Of course, many people now say that Obama has proven that the “Bradley effect” is a thing of the past. But his continuing difficulties with white working-class voters, who in the primaries went with Senator Hillary Rodham Clinton, suggest that, perhaps, the “Bradley effect” is still alive and well.
Younger Americans accept inter-racial relationships as part of the normal social and sexual landscape. Yet, the very speed with which American society has progressed has threatened half of the country, older and mostly white, unable and unwilling to live in the present.
The moderate Republican Party of former US president Dwight Eisenhower and the Rockefellers has been taken over by a radical crowd, with even Eisenhower’s granddaughter now openly backing Obama. So it boggles many non-Americans’ minds that so many in that great nation still do not wake up to the reality that four more years of Republican rule will further degrade and bankrupt the country.
In any civilized society, ignorance is not illegal and being moralistic is anybody’s inherent privilege.
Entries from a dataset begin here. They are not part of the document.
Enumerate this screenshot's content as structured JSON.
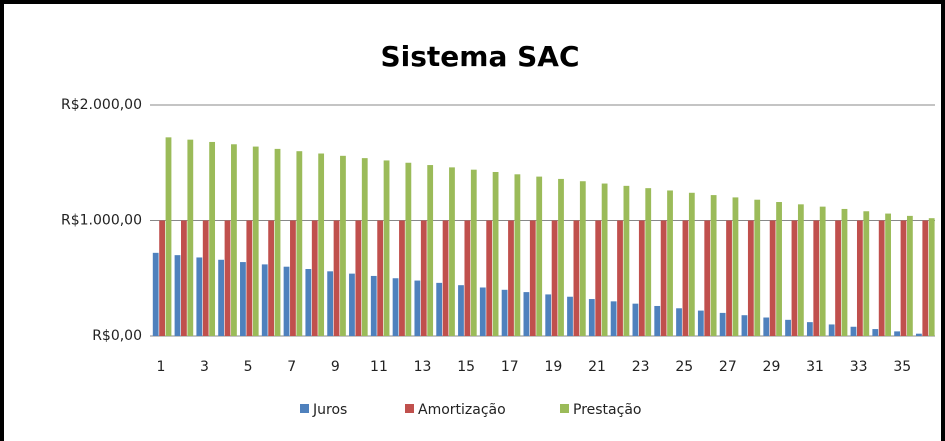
{
  "chart_data": {
    "type": "bar",
    "title": "Sistema SAC",
    "categories": [
      1,
      null,
      3,
      null,
      5,
      null,
      7,
      null,
      9,
      null,
      11,
      null,
      13,
      null,
      15,
      null,
      17,
      null,
      19,
      null,
      21,
      null,
      23,
      null,
      25,
      null,
      27,
      null,
      29,
      null,
      31,
      null,
      33,
      null,
      35,
      null
    ],
    "series": [
      {
        "name": "Juros",
        "color": "#4f81bd",
        "values": [
          720,
          700,
          680,
          660,
          640,
          620,
          600,
          580,
          560,
          540,
          520,
          500,
          480,
          460,
          440,
          420,
          400,
          380,
          360,
          340,
          320,
          300,
          280,
          260,
          240,
          220,
          200,
          180,
          160,
          140,
          120,
          100,
          80,
          60,
          40,
          20
        ]
      },
      {
        "name": "Amortização",
        "color": "#c0504d",
        "values": [
          1000,
          1000,
          1000,
          1000,
          1000,
          1000,
          1000,
          1000,
          1000,
          1000,
          1000,
          1000,
          1000,
          1000,
          1000,
          1000,
          1000,
          1000,
          1000,
          1000,
          1000,
          1000,
          1000,
          1000,
          1000,
          1000,
          1000,
          1000,
          1000,
          1000,
          1000,
          1000,
          1000,
          1000,
          1000,
          1000
        ]
      },
      {
        "name": "Prestação",
        "color": "#9bbb59",
        "values": [
          1720,
          1700,
          1680,
          1660,
          1640,
          1620,
          1600,
          1580,
          1560,
          1540,
          1520,
          1500,
          1480,
          1460,
          1440,
          1420,
          1400,
          1380,
          1360,
          1340,
          1320,
          1300,
          1280,
          1260,
          1240,
          1220,
          1200,
          1180,
          1160,
          1140,
          1120,
          1100,
          1080,
          1060,
          1040,
          1020
        ]
      }
    ],
    "ylim": [
      0,
      2000
    ],
    "yticks": [
      {
        "value": 0,
        "label": "R$0,00"
      },
      {
        "value": 1000,
        "label": "R$1.000,00"
      },
      {
        "value": 2000,
        "label": "R$2.000,00"
      }
    ],
    "grid": true,
    "legend": "bottom"
  }
}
But what is alarming is how private religious beliefs and morals have increasingly shaped the secular agenda of the US, whose Founding Fathers had specifically designed the Constitution to separate state and church.
RADICAL REPUBLICANS?
Today’s radical Republican Party represents a large segment of the population that believes that abortions and same-sex marriage are immoral, that God sent the US to Iraq, and that bailing out Wall Street is “socialism.”
At the Republican Convention in August, the ear-splitting chants of “USA! USA!” and “Drill, baby, drill” sounded like cries of desperation, as well as of defiance against an enemy who threatens American’s divine right to remain supreme. Palin has since identified the enemy, proclaiming of Obama: “This is not a man who sees America like you and I see America.”
Whether or not her judgment carries a racist undertone, as many observers believe, the polls indicate that many Americans agree.
Sin-ming Shaw is a former visiting fellow in History at Oxford and Princeton universities.